Chromosomal Stability and Zn Supplementation
In various cell types changes in intracellular Zn dramatically affects DNA damage and repair, and, hence, the risk of cancer. Quite possibly dietary Zn deficiency will increase the risk of oxidative DNA damage in prostate cells. Zn supplements may not only aid in the prevention of cancer, but could also play an important role in limiting its malignancy. As an antioxidant and a component of many DNA repair proteins, Zn plays an important role in protecting DNA from damage. Zn also functions as an anti-inflammatory agent. Thus, Zn supplementation has the potential to target multiple points of the carcinogenesis cascade.
How effective Zn supplements are in preventing prostate cancer is controversial. Although several studies have shown that high cellular Zn levels inhibit prostate cancer cell growth, a recent epidemiological study showed an increased risk for prostate cancer in men who took high-dose Zn supplements. Increased cancer risk was seen with over 100 mg/day or long-term (more than 10 years) of Zn supplement use. The current tolerable upper intake level for Zn is 40 mg/day, established by the U.S. Institute of Medicine. Thus, it is possible that the subjects in the epidemiological study could have been in the toxic range of Zn intake. As with most therapeutics, higher doses do not always equate with an increase in efficacy.
Zinc, infections, and wound healing
The immune system is adversely affected by even moderate degrees of Zn deficiency. Severe Zn deficiency depresses immune function. Zn is required for the development and activation of T-lymphocytes, a kind of white blood cell that helps fight infection. When Zn supplements are given to individuals with low Zn levels, the numbers of T-cell lymphocytes circulating in the blood increase and the ability of lymphocytes to fight infection improves. Studies show that poor, malnourished children in India, Africa, South America, and Southeast Asia experience shorter courses of infectious diarrhea after taking Zn supplements (29). Amounts of Zn provided in these studies ranged from 4 mg a day up to 40 mg per day and were provided in a variety of forms (Zn acetate, Zn gluconate, or Zn sulfate) (29). Zn supplements are often given to help heal skin ulcers or bed sores (30), but they do not increase rates of wound healing when Zn levels are normal.
Stinky zinc problem
Is your cologne too strong? If so you may have a zinc deficiency.

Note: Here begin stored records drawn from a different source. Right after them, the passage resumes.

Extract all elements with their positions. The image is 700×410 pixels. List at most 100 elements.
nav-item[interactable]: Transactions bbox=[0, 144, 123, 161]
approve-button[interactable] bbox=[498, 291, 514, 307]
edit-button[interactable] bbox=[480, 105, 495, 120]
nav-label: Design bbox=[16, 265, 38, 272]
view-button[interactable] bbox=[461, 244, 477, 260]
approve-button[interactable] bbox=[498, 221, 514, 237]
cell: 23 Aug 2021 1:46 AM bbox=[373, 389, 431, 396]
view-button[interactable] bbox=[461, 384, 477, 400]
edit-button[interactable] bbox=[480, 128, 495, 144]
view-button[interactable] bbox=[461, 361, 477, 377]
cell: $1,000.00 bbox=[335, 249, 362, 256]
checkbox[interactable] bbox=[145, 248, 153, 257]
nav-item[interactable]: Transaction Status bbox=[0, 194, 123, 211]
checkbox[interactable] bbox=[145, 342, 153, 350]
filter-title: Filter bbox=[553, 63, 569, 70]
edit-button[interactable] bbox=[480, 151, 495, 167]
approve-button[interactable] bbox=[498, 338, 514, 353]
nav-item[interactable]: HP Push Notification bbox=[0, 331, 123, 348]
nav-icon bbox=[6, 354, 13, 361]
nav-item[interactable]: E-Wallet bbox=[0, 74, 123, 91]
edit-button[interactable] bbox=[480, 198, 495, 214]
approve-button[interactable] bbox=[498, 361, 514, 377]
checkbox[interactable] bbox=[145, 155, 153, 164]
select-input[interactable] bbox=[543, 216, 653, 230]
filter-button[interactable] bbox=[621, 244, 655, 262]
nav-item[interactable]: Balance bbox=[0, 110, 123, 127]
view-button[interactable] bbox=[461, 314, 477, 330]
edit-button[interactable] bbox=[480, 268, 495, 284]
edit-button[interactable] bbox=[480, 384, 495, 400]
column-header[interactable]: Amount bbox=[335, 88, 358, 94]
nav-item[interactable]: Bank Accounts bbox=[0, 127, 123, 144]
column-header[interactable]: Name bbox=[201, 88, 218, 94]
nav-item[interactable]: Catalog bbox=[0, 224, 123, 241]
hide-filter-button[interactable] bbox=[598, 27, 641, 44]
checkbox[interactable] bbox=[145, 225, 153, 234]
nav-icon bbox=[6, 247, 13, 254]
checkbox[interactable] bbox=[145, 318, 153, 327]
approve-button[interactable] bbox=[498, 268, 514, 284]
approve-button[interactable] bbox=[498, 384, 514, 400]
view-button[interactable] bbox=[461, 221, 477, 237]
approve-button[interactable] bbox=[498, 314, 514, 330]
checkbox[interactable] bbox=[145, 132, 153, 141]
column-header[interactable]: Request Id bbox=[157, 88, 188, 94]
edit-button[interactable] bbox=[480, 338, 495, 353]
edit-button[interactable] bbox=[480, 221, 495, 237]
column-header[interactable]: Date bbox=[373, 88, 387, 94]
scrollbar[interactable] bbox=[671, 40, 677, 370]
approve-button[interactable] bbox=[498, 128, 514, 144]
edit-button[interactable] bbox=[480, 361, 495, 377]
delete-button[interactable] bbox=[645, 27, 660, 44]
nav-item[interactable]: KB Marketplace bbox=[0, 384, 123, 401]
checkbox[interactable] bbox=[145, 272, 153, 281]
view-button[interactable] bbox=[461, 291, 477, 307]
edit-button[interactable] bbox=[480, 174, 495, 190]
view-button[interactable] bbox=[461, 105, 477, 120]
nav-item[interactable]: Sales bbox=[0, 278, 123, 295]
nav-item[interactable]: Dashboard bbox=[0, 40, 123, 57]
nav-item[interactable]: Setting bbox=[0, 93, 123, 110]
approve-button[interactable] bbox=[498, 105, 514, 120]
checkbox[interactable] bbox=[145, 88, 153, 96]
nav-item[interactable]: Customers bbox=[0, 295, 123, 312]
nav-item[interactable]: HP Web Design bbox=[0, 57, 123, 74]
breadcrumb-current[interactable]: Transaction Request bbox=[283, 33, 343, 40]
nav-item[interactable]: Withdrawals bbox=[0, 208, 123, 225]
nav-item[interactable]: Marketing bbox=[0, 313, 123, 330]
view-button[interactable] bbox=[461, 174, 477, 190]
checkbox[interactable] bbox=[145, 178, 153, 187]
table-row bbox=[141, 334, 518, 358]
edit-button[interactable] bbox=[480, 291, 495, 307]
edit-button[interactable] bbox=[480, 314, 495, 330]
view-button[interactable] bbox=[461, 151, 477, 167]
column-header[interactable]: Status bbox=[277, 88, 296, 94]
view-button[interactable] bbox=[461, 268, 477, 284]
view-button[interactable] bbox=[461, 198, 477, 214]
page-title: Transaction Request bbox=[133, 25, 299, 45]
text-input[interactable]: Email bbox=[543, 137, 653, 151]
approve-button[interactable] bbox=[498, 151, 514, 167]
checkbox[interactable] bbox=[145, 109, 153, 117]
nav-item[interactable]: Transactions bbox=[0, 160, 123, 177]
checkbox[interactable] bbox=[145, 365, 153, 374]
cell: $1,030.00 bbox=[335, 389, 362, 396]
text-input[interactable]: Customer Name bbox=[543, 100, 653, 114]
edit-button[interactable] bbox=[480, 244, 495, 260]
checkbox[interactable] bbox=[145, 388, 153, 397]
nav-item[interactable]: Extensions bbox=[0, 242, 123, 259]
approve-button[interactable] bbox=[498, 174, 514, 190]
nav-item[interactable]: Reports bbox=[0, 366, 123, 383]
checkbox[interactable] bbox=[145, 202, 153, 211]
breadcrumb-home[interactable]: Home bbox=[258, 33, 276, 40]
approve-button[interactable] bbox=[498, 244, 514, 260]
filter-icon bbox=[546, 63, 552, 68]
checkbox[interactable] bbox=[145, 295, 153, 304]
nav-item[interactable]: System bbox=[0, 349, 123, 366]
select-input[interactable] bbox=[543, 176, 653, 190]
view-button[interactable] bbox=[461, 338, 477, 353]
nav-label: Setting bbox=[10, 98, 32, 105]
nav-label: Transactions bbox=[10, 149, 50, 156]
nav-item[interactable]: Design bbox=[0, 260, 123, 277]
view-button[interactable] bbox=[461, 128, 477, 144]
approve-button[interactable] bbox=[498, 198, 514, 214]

University of Tennessee research discovered that nearly 80% of a group of women and men who unknowingly sprayed on too much cologne or per-fume had low blood levels of zinc.
But, after six months of being fed a 50 mg daily dose of zinc gluconate, their sense of smell returned, and most cut back on their scent.
About 20% to 25% of smell and taste problems are zinc-related says Thomas Namey, M.D., the researcher in the study.